The Benefits Of The DASH Diet On Blood Pressure

Recently, the National Heart, Lung and Blood Institute, based in the United States, has taken considerable steps to promote the DASH Diet, which is an acronym for Dietary Approaches to Stop Hypertension.

 

The diet encourages people to eat large quantities of fruits, vegetables, low-fat dairy products, nuts, beans and fish and meats, which are all low in fat and salt content. The diet also focuses on portion-size, nutrient-levels and the sorts of foodstuffs the body requires to intake the optimum levels of them. The architects of this dietary-approach assert that the diet can reduce blood-pressure and instil a well-balanced approach to eating, as a result of the low-sodium levels and high-magnesium, calcium and potassium levels instrumental to the approach. According to many experts, this type of diet can also offer resistance to the onset of stroke, heart-disease and diabetes.

 

In order to understand what the diet can achieve, researchers from the National Institute of Health observed three different diet-plans and contrasted the benefits of each: the DASH diet, a fruit and vegetable diet and an approach known as – the control diet.

 

The results confirmed that DASH provides the greatest benefits to health and wellbeing as it contains the highest levels of positive-nutritional-values and can help patients that experience chronic medical conditions such as pre-hypertension and hypertension.

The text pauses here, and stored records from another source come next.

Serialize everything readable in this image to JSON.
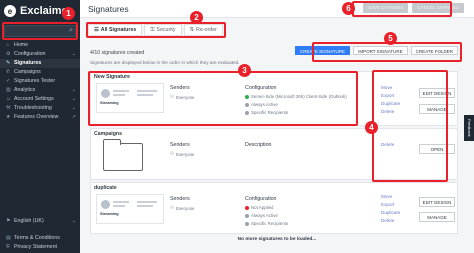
{
  "app": {
    "logo_text": "Exclaimer",
    "page_title": "Signatures"
  },
  "top_buttons": {
    "save": "SAVE CHANGES",
    "cancel": "CANCEL CHANGES"
  },
  "sidebar": {
    "items": [
      {
        "label": "Home",
        "icon": "home-icon"
      },
      {
        "label": "Configuration",
        "icon": "gear-icon",
        "chevron": "⌄"
      },
      {
        "label": "Signatures",
        "icon": "pen-icon",
        "active": true
      },
      {
        "label": "Campaigns",
        "icon": "megaphone-icon"
      },
      {
        "label": "Signatures Tester",
        "icon": "test-icon"
      },
      {
        "label": "Analytics",
        "icon": "chart-icon",
        "chevron": "⌄"
      },
      {
        "label": "Account Settings",
        "icon": "user-icon",
        "chevron": "⌄"
      },
      {
        "label": "Troubleshooting",
        "icon": "wrench-icon",
        "chevron": "⌄"
      },
      {
        "label": "Features Overview",
        "icon": "star-icon",
        "chevron": "↗"
      }
    ],
    "language": "English (UK)",
    "terms": "Terms & Conditions",
    "privacy": "Privacy Statement"
  },
  "tabs": [
    {
      "label": "All Signatures",
      "icon": "☰"
    },
    {
      "label": "Security",
      "icon": "⚿"
    },
    {
      "label": "Re-order",
      "icon": "⇅"
    }
  ],
  "list": {
    "count_text": "4/10 signatures created",
    "note": "Signatures are displayed below in the order in which they are evaluated."
  },
  "actions": {
    "create_signature": "CREATE SIGNATURE",
    "import_signature": "IMPORT SIGNATURE",
    "create_folder": "CREATE FOLDER"
  },
  "columns": {
    "senders": "Senders",
    "configuration": "Configuration",
    "description": "Description"
  },
  "cards": [
    {
      "name": "New Signature",
      "thumb_name": "Streaming",
      "senders": "Everyone",
      "config": [
        {
          "text": "Server-Side (Microsoft 365) Client-Side (Outlook)",
          "color": "#2bb24c"
        },
        {
          "text": "Always Active",
          "color": "#9aa3ad"
        },
        {
          "text": "Specific Recipients",
          "color": "#9aa3ad"
        }
      ],
      "links": [
        "Move",
        "Export",
        "Duplicate",
        "Delete"
      ],
      "buttons": [
        "EDIT DESIGN",
        "MANAGE"
      ]
    },
    {
      "name": "Campaigns",
      "senders": "Everyone",
      "links": [
        "Delete"
      ],
      "buttons": [
        "OPEN"
      ]
    },
    {
      "name": "duplicate",
      "thumb_name": "Streaming",
      "senders": "Everyone",
      "config": [
        {
          "text": "Not Applied",
          "color": "#e8212a"
        },
        {
          "text": "Always Active",
          "color": "#9aa3ad"
        },
        {
          "text": "Specific Recipients",
          "color": "#9aa3ad"
        }
      ],
      "links": [
        "Move",
        "Export",
        "Duplicate",
        "Delete"
      ],
      "buttons": [
        "EDIT DESIGN",
        "MANAGE"
      ]
    }
  ],
  "no_more": "No more signatures to be loaded...",
  "feedback": "Feedback",
  "badges": [
    "1",
    "2",
    "3",
    "4",
    "5",
    "6"
  ]
}
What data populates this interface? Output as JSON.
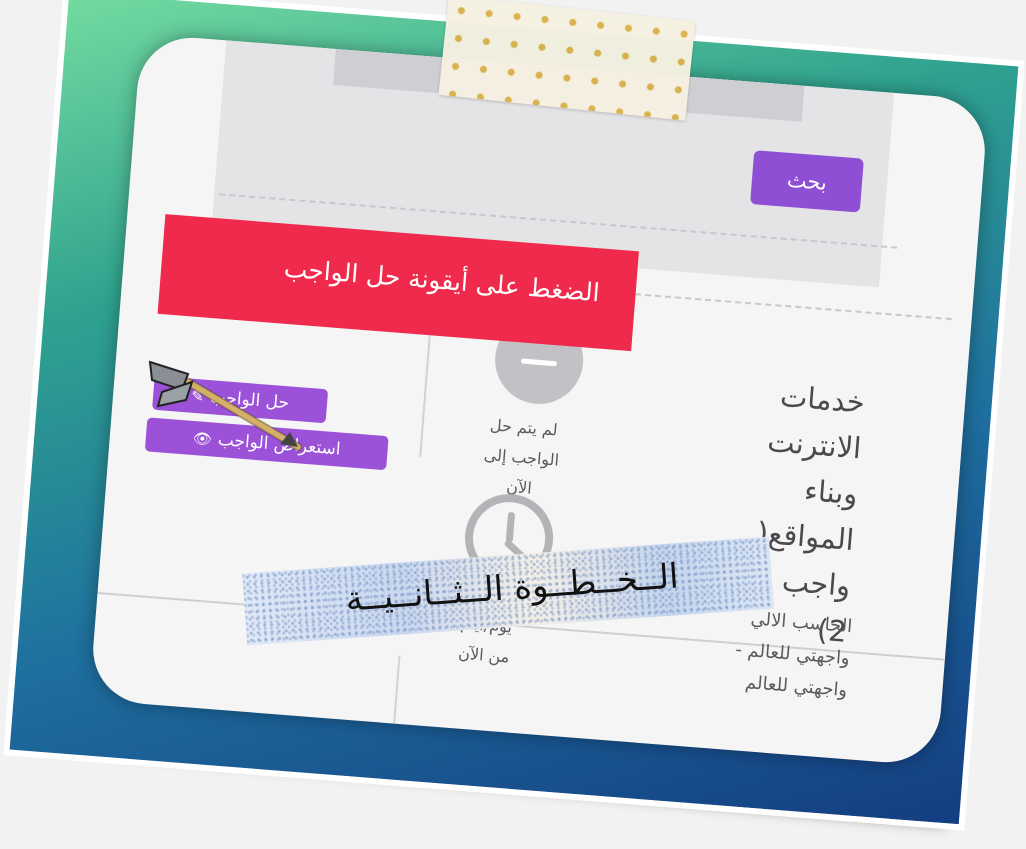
{
  "search": {
    "button_label": "بحث"
  },
  "instruction_banner": {
    "line1": "الضغط على أيقونة حل الواجب"
  },
  "assignment": {
    "title_lines": [
      "خدمات",
      "الانترنت",
      "وبناء",
      "المواقع(",
      "واجب رقم",
      "2)"
    ],
    "subtitle_lines": [
      "الحاسب الالي",
      "واجهتي للعالم -",
      "واجهتي للعالم"
    ]
  },
  "status": {
    "not_solved_lines": [
      "لم يتم حل",
      "الواجب إلى",
      "الآن"
    ],
    "remaining_lines": [
      "يوم/أيام",
      "من الآن"
    ]
  },
  "buttons": {
    "solve_label": "حل الواجب",
    "view_label": "استعراض الواجب"
  },
  "step_label": "الــخــطــوة الــثــانــيــة",
  "colors": {
    "accent_purple": "#9b52d8",
    "banner_red": "#f02a4c"
  },
  "icons": [
    "pencil-icon",
    "eye-icon",
    "minus-circle-icon",
    "clock-icon",
    "arrow-icon"
  ]
}
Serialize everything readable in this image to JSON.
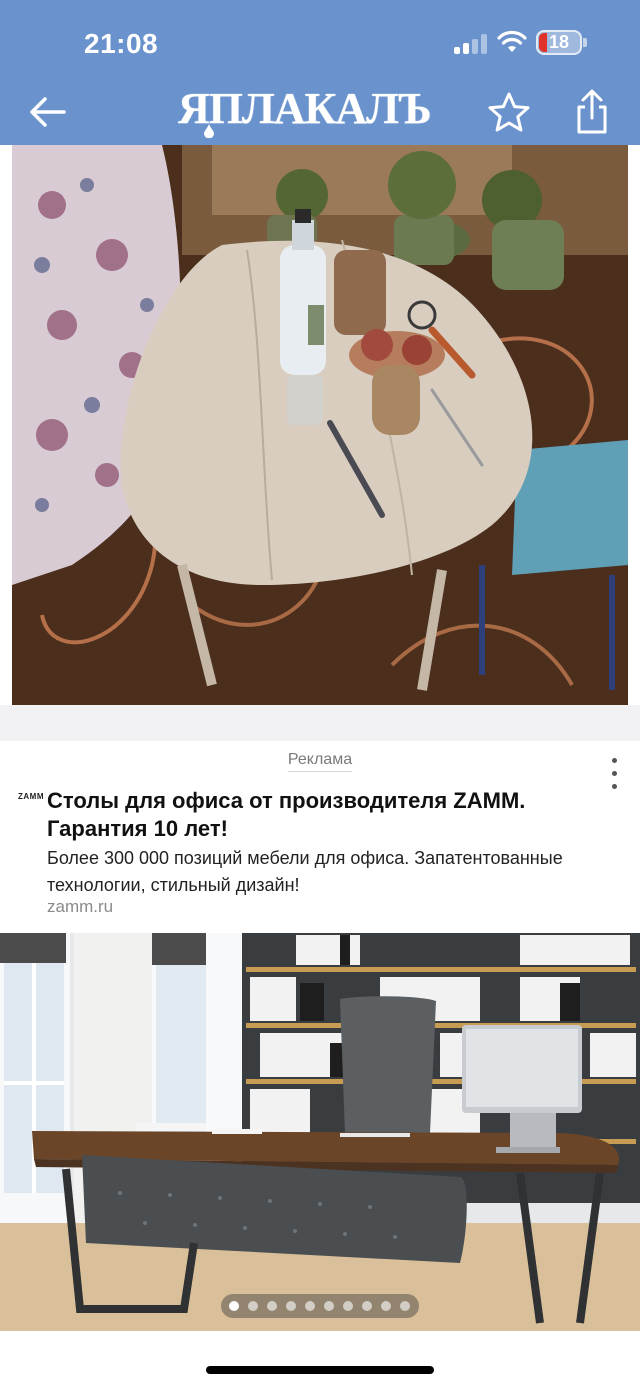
{
  "status_bar": {
    "time": "21:08",
    "battery_level": "18",
    "icons": [
      "signal-icon",
      "wifi-icon",
      "battery-icon"
    ],
    "battery_color": "#e0322b"
  },
  "header": {
    "logo_text": "ЯПЛАКАЛЪ",
    "back_icon": "back-arrow-icon",
    "favorite_icon": "star-icon",
    "share_icon": "share-icon",
    "background_color": "#6a93cd"
  },
  "ad": {
    "label": "Реклама",
    "advertiser_logo": "ZAMM",
    "title": "Столы для офиса от производителя ZAMM. Гарантия 10 лет!",
    "description": "Более 300 000 позиций мебели для офиса. Запатентованные технологии, стильный дизайн!",
    "domain": "zamm.ru",
    "menu_icon": "more-vertical-icon",
    "carousel": {
      "total": 10,
      "active_index": 0
    }
  }
}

The diet can facilitate changes in blood-pressure, without any changes in body-weight, and has been received positively by the National Institute of Health due to their increasing concerns relating to high-blood pressure and its prevalence within the United States; with health authorities asserting that high-blood pressure presently affects at-least half of the population.

 

In January 2013, the U.S News and World Report described the DASH diet as the best overall approach to dieting, praising its positive impact upon a range of ailments and factors such as heart-disease, diabetes and nutritional-effectiveness.